The reticence of the women candidates was understandable. In the rugged hills of the North West Region, motorcycle riding is a rather disreputable profession. It is associated with reckless young men who endanger their lives and those of others by ignoring all safety rules of the road while carrying sometimes as many as five passengers on their bikes. Accidents are common and often fatal.

 

We were in a real quandary. Here we were, with open positions for which women were exceedingly well-suited – following the day-to-day operations of the project, keeping meticulous records and great attention to detail – being faced with the real possibility of excluding them. Many of the male candidates could not ride a bike either, so management decided to offer time for all the FAs to train on bike riding.

 

Then Patricia Wirnkar and Bertha Mformi opted to apply for the field assistant positions. They were immediately offered the positions, purely on the basis of their qualifications for the FA job. After their training on motorcycle riding, they were a sensation in the city of Kumbo, the base of the project, and an instant hit with the girls in the villages where they worked.

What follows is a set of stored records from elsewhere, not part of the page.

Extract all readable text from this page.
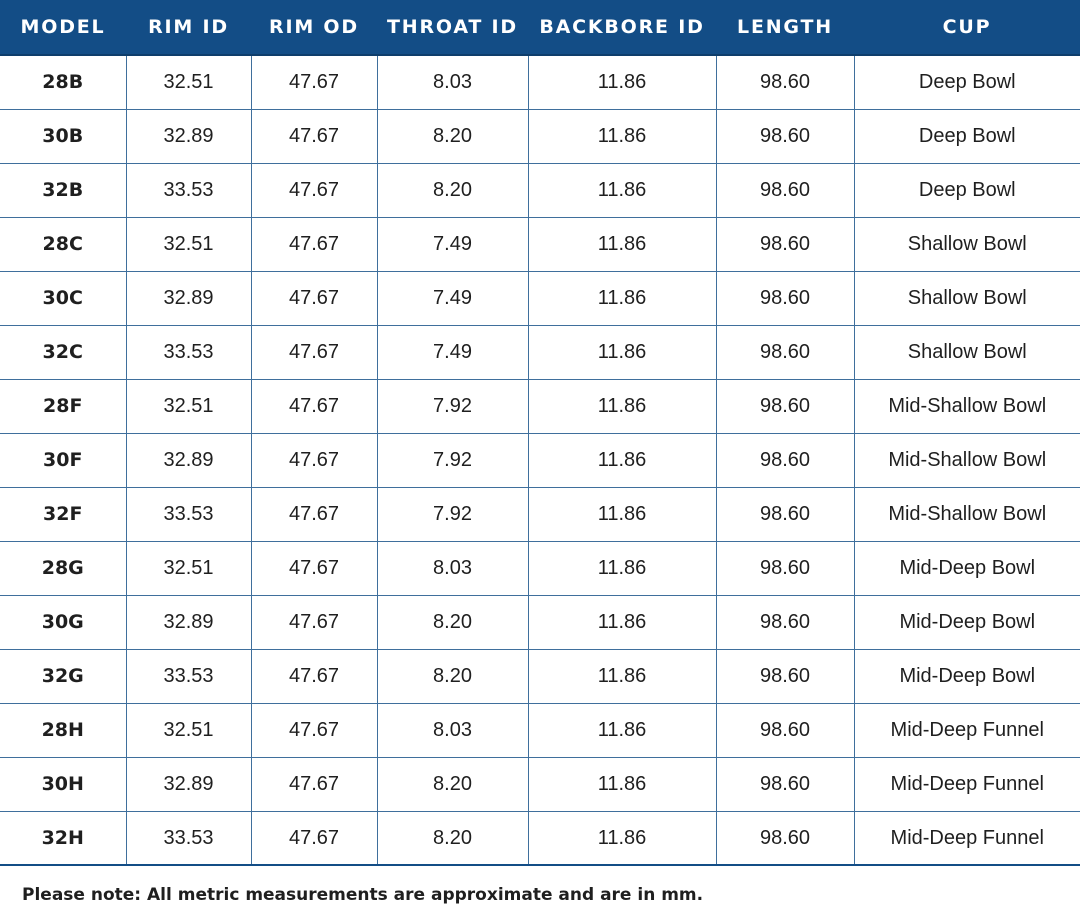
MODEL	RIM ID	RIM OD	THROAT ID	BACKBORE ID	LENGTH	CUP
28B	32.51	47.67	8.03	11.86	98.60	Deep Bowl
30B	32.89	47.67	8.20	11.86	98.60	Deep Bowl
32B	33.53	47.67	8.20	11.86	98.60	Deep Bowl
28C	32.51	47.67	7.49	11.86	98.60	Shallow Bowl
30C	32.89	47.67	7.49	11.86	98.60	Shallow Bowl
32C	33.53	47.67	7.49	11.86	98.60	Shallow Bowl
28F	32.51	47.67	7.92	11.86	98.60	Mid-Shallow Bowl
30F	32.89	47.67	7.92	11.86	98.60	Mid-Shallow Bowl
32F	33.53	47.67	7.92	11.86	98.60	Mid-Shallow Bowl
28G	32.51	47.67	8.03	11.86	98.60	Mid-Deep Bowl
30G	32.89	47.67	8.20	11.86	98.60	Mid-Deep Bowl
32G	33.53	47.67	8.20	11.86	98.60	Mid-Deep Bowl
28H	32.51	47.67	8.03	11.86	98.60	Mid-Deep Funnel
30H	32.89	47.67	8.20	11.86	98.60	Mid-Deep Funnel
32H	33.53	47.67	8.20	11.86	98.60	Mid-Deep Funnel
Please note: All metric measurements are approximate and are in mm.
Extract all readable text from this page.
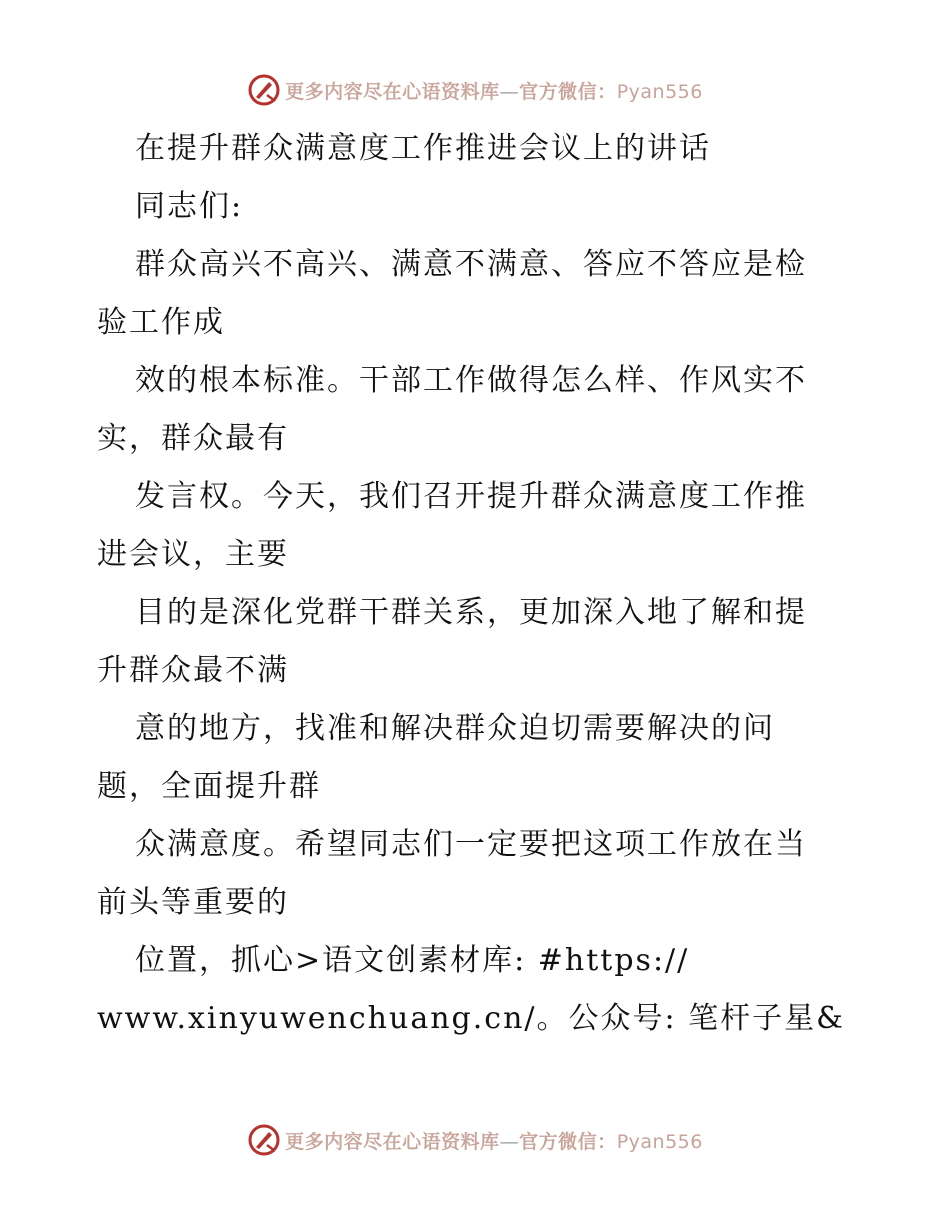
更多内容尽在心语资料库—官方微信：Pyan556
在提升群众满意度工作推进会议上的讲话
同志们:
群众高兴不高兴、满意不满意、答应不答应是检
验工作成
效的根本标准。干部工作做得怎么样、作风实不
实，群众最有
发言权。今天，我们召开提升群众满意度工作推
进会议，主要
目的是深化党群干群关系，更加深入地了解和提
升群众最不满
意的地方，找准和解决群众迫切需要解决的问
题，全面提升群
众满意度。希望同志们一定要把这项工作放在当
前头等重要的
位置，抓心>语文创素材库: #https://
www.xinyuwenchuang.cn/。公众号: 笔杆子星&
更多内容尽在心语资料库—官方微信：Pyan556
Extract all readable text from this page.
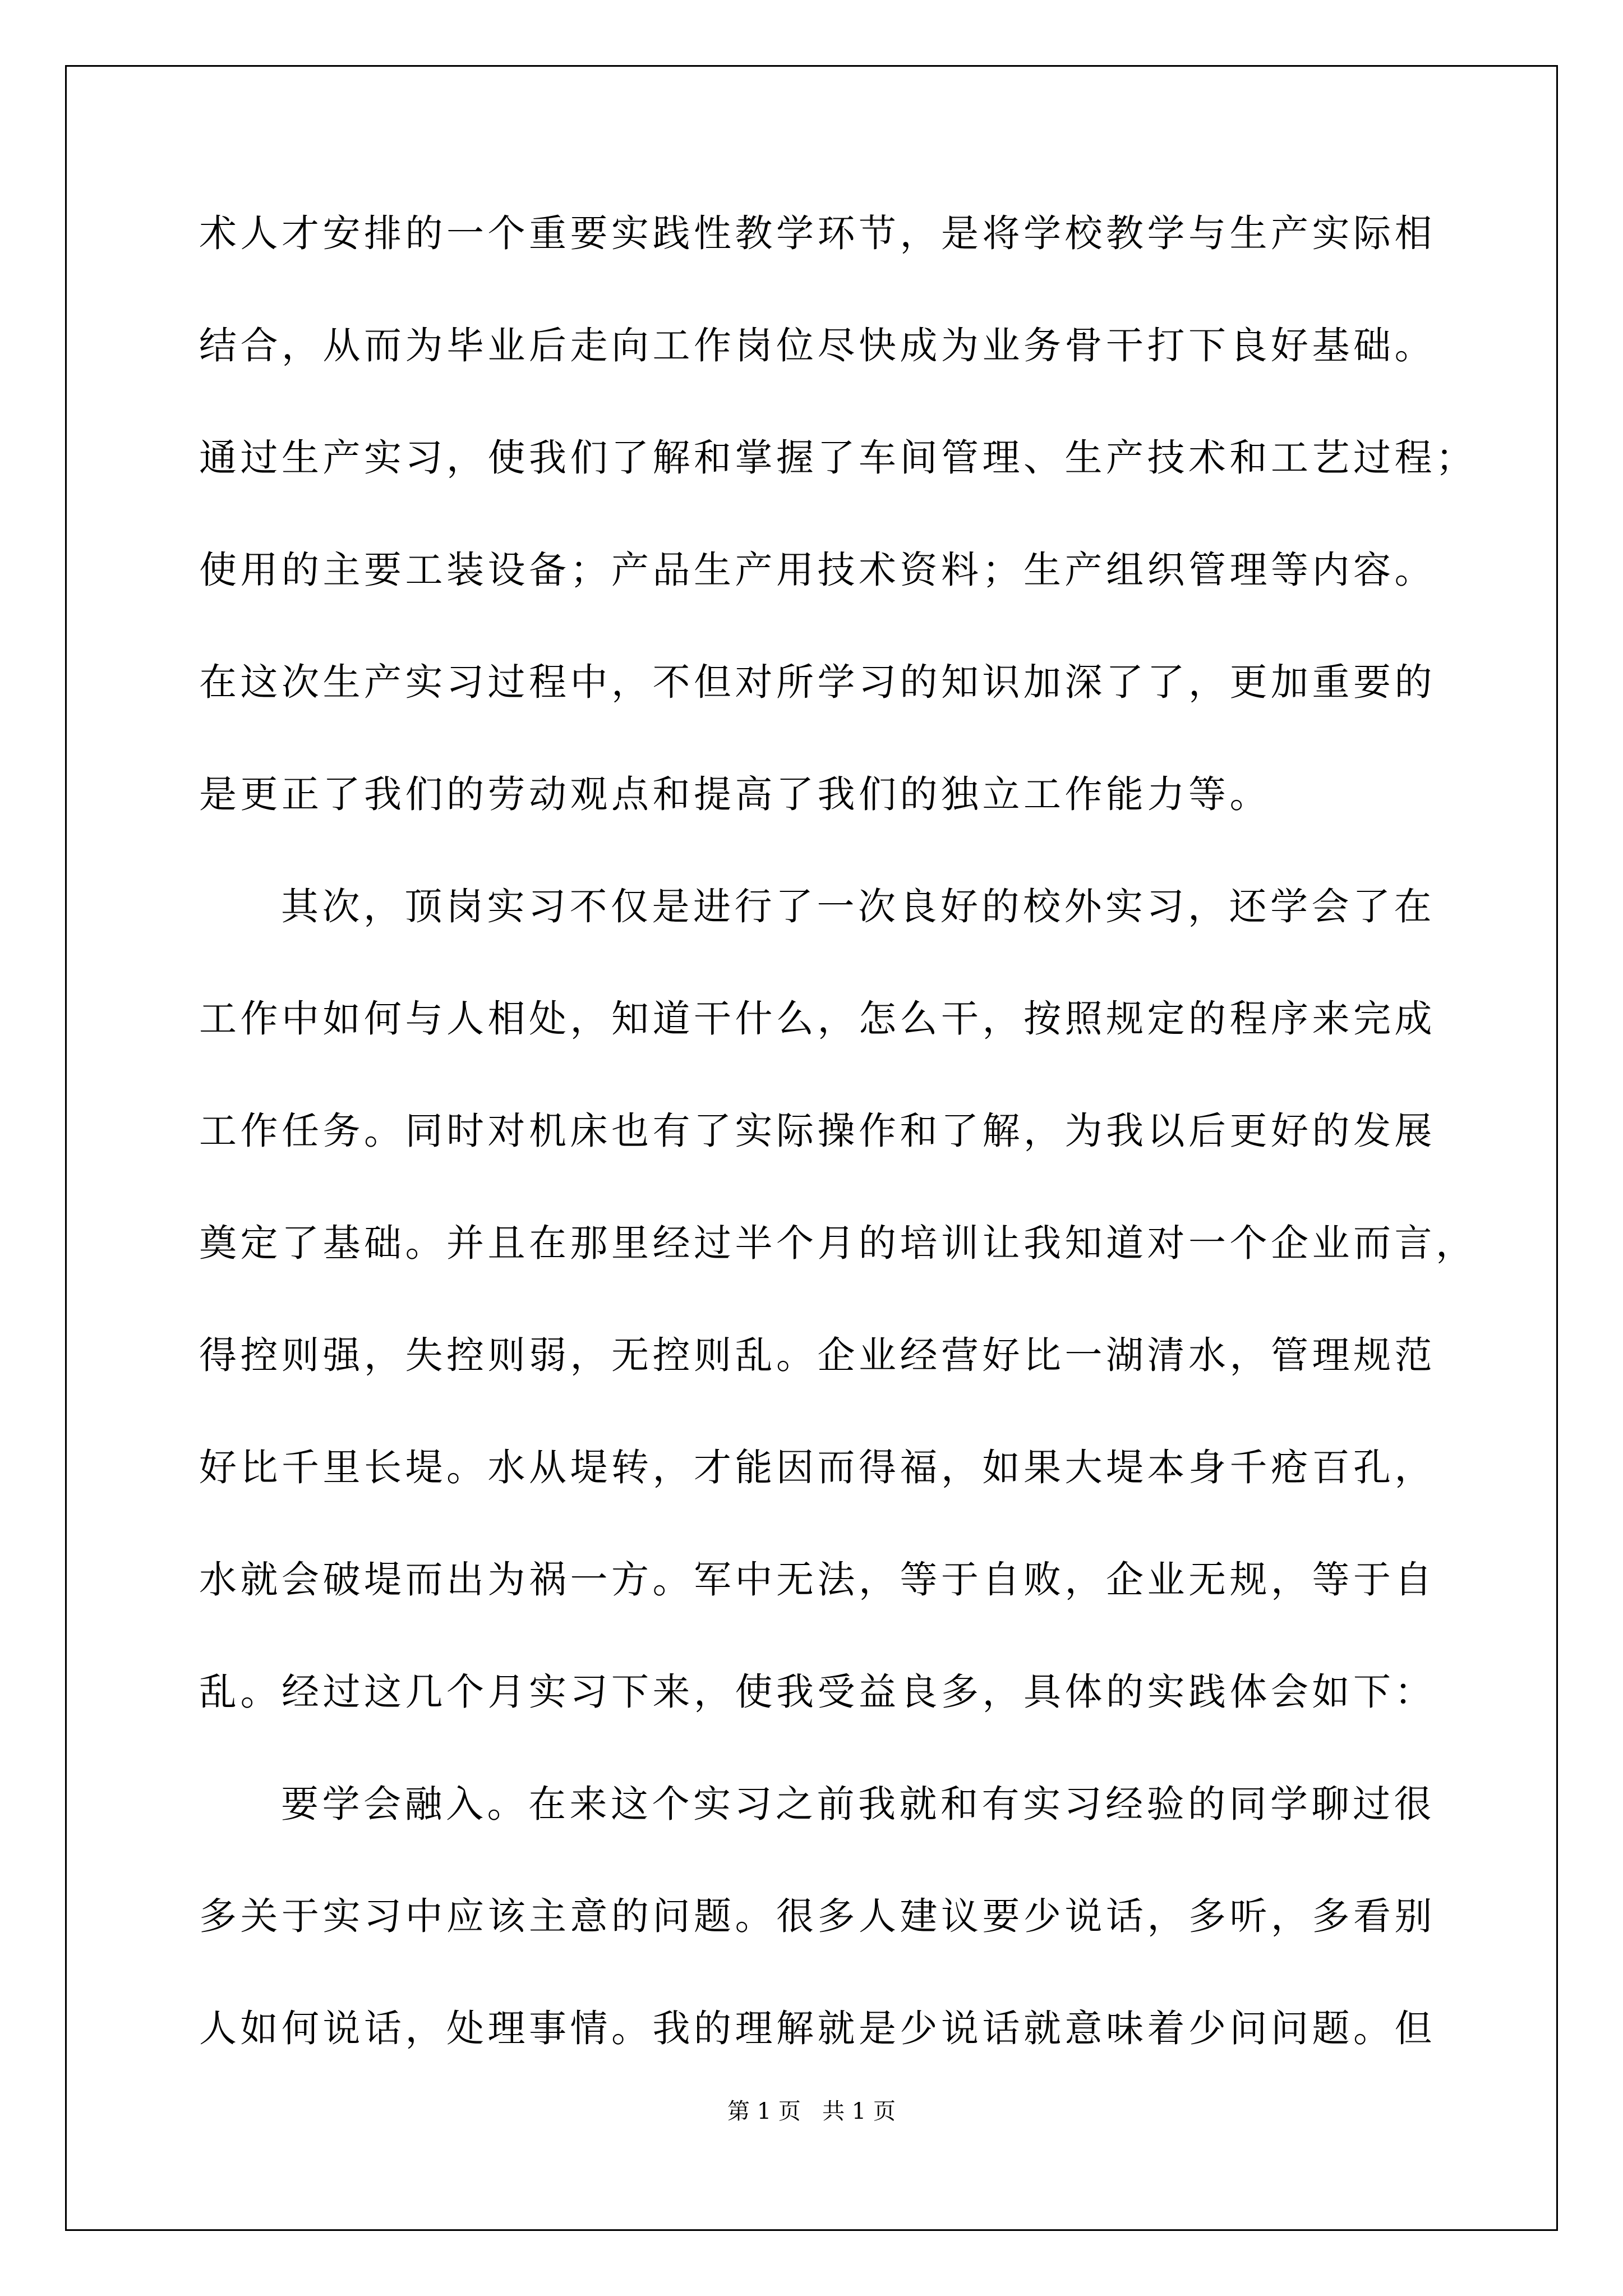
术人才安排的一个重要实践性教学环节，是将学校教学与生产实际相
结合，从而为毕业后走向工作岗位尽快成为业务骨干打下良好基础。
通过生产实习，使我们了解和掌握了车间管理、生产技术和工艺过程；
使用的主要工装设备；产品生产用技术资料；生产组织管理等内容。
在这次生产实习过程中，不但对所学习的知识加深了了，更加重要的
是更正了我们的劳动观点和提高了我们的独立工作能力等。
其次，顶岗实习不仅是进行了一次良好的校外实习，还学会了在
工作中如何与人相处，知道干什么，怎么干，按照规定的程序来完成
工作任务。同时对机床也有了实际操作和了解，为我以后更好的发展
奠定了基础。并且在那里经过半个月的培训让我知道对一个企业而言，
得控则强，失控则弱，无控则乱。企业经营好比一湖清水，管理规范
好比千里长堤。水从堤转，才能因而得福，如果大堤本身千疮百孔，
水就会破堤而出为祸一方。军中无法，等于自败，企业无规，等于自
乱。经过这几个月实习下来，使我受益良多，具体的实践体会如下：
要学会融入。在来这个实习之前我就和有实习经验的同学聊过很
多关于实习中应该主意的问题。很多人建议要少说话，多听，多看别
人如何说话，处理事情。我的理解就是少说话就意味着少问问题。但
第 1 页   共 1 页
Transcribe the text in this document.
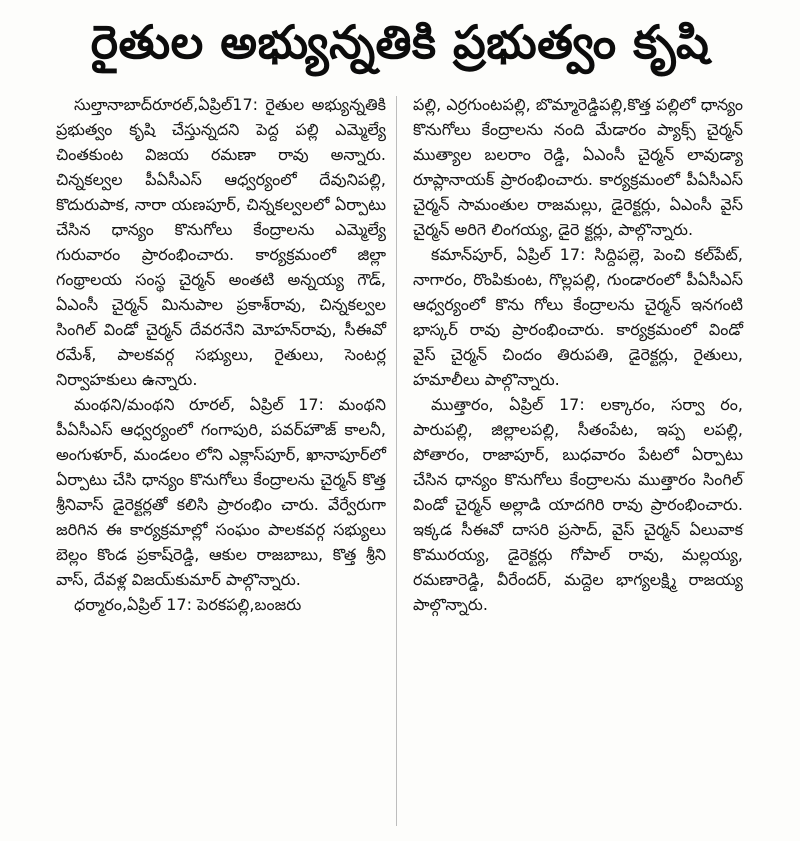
రైతుల అభ్యున్నతికి ప్రభుత్వం కృషి

సుల్తానాబాద్‌రూరల్‌,ఏప్రిల్‌17: రైతుల అభ్యున్నతికి ప్రభుత్వం కృషి చేస్తున్నదని పెద్ద పల్లి ఎమ్మెల్యే చింతకుంట విజయ రమణా రావు అన్నారు. చిన్నకల్వల పీఏసీఎస్‌ ఆధ్వర్యంలో దేవునిపల్లి, కొదురుపాక, నారా యణపూర్‌, చిన్నకల్వలలో ఏర్పాటు చేసిన ధాన్యం కొనుగోలు కేంద్రాలను ఎమ్మెల్యే గురువారం ప్రారంభించారు. కార్యక్రమంలో జిల్లా గంథ్రాలయ సంస్థ చైర్మన్‌ అంతటి అన్నయ్య గౌడ్‌, ఏఎంసీ చైర్మన్‌ మినుపాల ప్రకాశ్‌రావు, చిన్నకల్వల సింగిల్‌ విండో చైర్మన్‌ దేవరనేని మోహన్‌రావు, సీఈవో రమేశ్‌, పాలకవర్గ సభ్యులు, రైతులు, సెంటర్ల నిర్వాహకులు ఉన్నారు.

మంథని/మంథని రూరల్‌, ఏప్రిల్‌ 17: మంథని పీఏసీఎస్‌ ఆధ్వర్యంలో గంగాపురి, పవర్‌హౌజ్‌ కాలనీ, అంగుళూర్‌, మండలం లోని ఎక్లాస్‌పూర్‌, ఖానాపూర్‌లో ఏర్పాటు చేసి ధాన్యం కొనుగోలు కేంద్రాలను చైర్మన్‌ కొత్త శ్రీనివాస్‌ డైరెక్టర్లతో కలిసి ప్రారంభిం చారు. వేర్వేరుగా జరిగిన ఈ కార్యక్రమాల్లో సంఘం పాలకవర్గ సభ్యులు బెల్లం కొండ ప్రకాష్‌రెడ్డి, ఆకుల రాజబాబు, కొత్త శ్రీని వాస్‌, దేవళ్ల విజయ్‌కుమార్‌ పాల్గొన్నారు.

ధర్మారం,ఏప్రిల్‌ 17: పెరకపల్లి,బంజరు

పల్లి, ఎర్రగుంటపల్లి, బొమ్మారెడ్డిపల్లి,కొత్త పల్లిలో ధాన్యం కొనుగోలు కేంద్రాలను నంది మేడారం ప్యాక్స్‌ చైర్మన్‌ ముత్యాల బలరాం రెడ్డి, ఏఎంసీ చైర్మన్‌ లావుడ్యా రూప్లానాయక్‌ ప్రారంభించారు. కార్యక్రమంలో పీఏసీఎస్‌ చైర్మన్‌ సామంతుల రాజమల్లు, డైరెక్టర్లు, ఏఎంసీ వైస్‌ చైర్మన్‌ అరిగె లింగయ్య, డైరె క్టర్లు, పాల్గొన్నారు.

కమాన్‌పూర్‌, ఏప్రిల్‌ 17: సిద్దిపల్లె, పెంచి కల్‌పేట్‌, నాగారం, రొంపికుంట, గొల్లపల్లి, గుండారంలో పీఏసీఎస్‌ ఆధ్వర్యంలో కొను గోలు కేంద్రాలను చైర్మన్‌ ఇనగంటి భాస్కర్‌ రావు ప్రారంభించారు. కార్యక్రమంలో విండో వైస్‌ చైర్మన్‌ చిందం తిరుపతి, డైరెక్టర్లు, రైతులు, హమాలీలు పాల్గొన్నారు.

ముత్తారం, ఏప్రిల్‌ 17: లక్కారం, సర్వా రం, పారుపల్లి, జిల్లాలపల్లి, సీతంపేట, ఇప్ప లపల్లి, పోతారం, రాజాపూర్‌, బుధవారం పేటలో ఏర్పాటు చేసిన ధాన్యం కొనుగోలు కేంద్రాలను ముత్తారం సింగిల్‌ విండో చైర్మన్‌ అల్లాడి యాదగిరి రావు ప్రారంభించారు. ఇక్కడ సీఈవో దాసరి ప్రసాద్‌, వైస్‌ చైర్మన్‌ ఏలువాక కొమురయ్య, డైరెక్టర్లు గోపాల్‌ రావు, మల్లయ్య, రమణారెడ్డి, వీరేందర్‌, మద్దెల భాగ్యలక్ష్మి రాజయ్య పాల్గొన్నారు.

In Bertha and Patricia, the young village girls saw role models, not in bike riding, but in the infinite possibilities open to women who believe in their potential.

 

In striving for gender balance in a position requiring a skill not generally considered suitable for women, and one from which women automatically excluded themselves, we ended up changing perceptions on a wide range of issues that keep rural African women poor.

 

While there is no study yet that shows that the percentage of women bike riders in Bui has changed, there is anecdotal evidence that some have been spotted in a few villages taking bike riding lessons from male peers. And maybe a few of those little girls in the classrooms that Patricia, Bertha and the other FAs visit have decided that, when they grow up, they’ll get a university degree like the two bike riding women of Nascent, and some day become an FA or better.

Happy International Women’s Day 2019!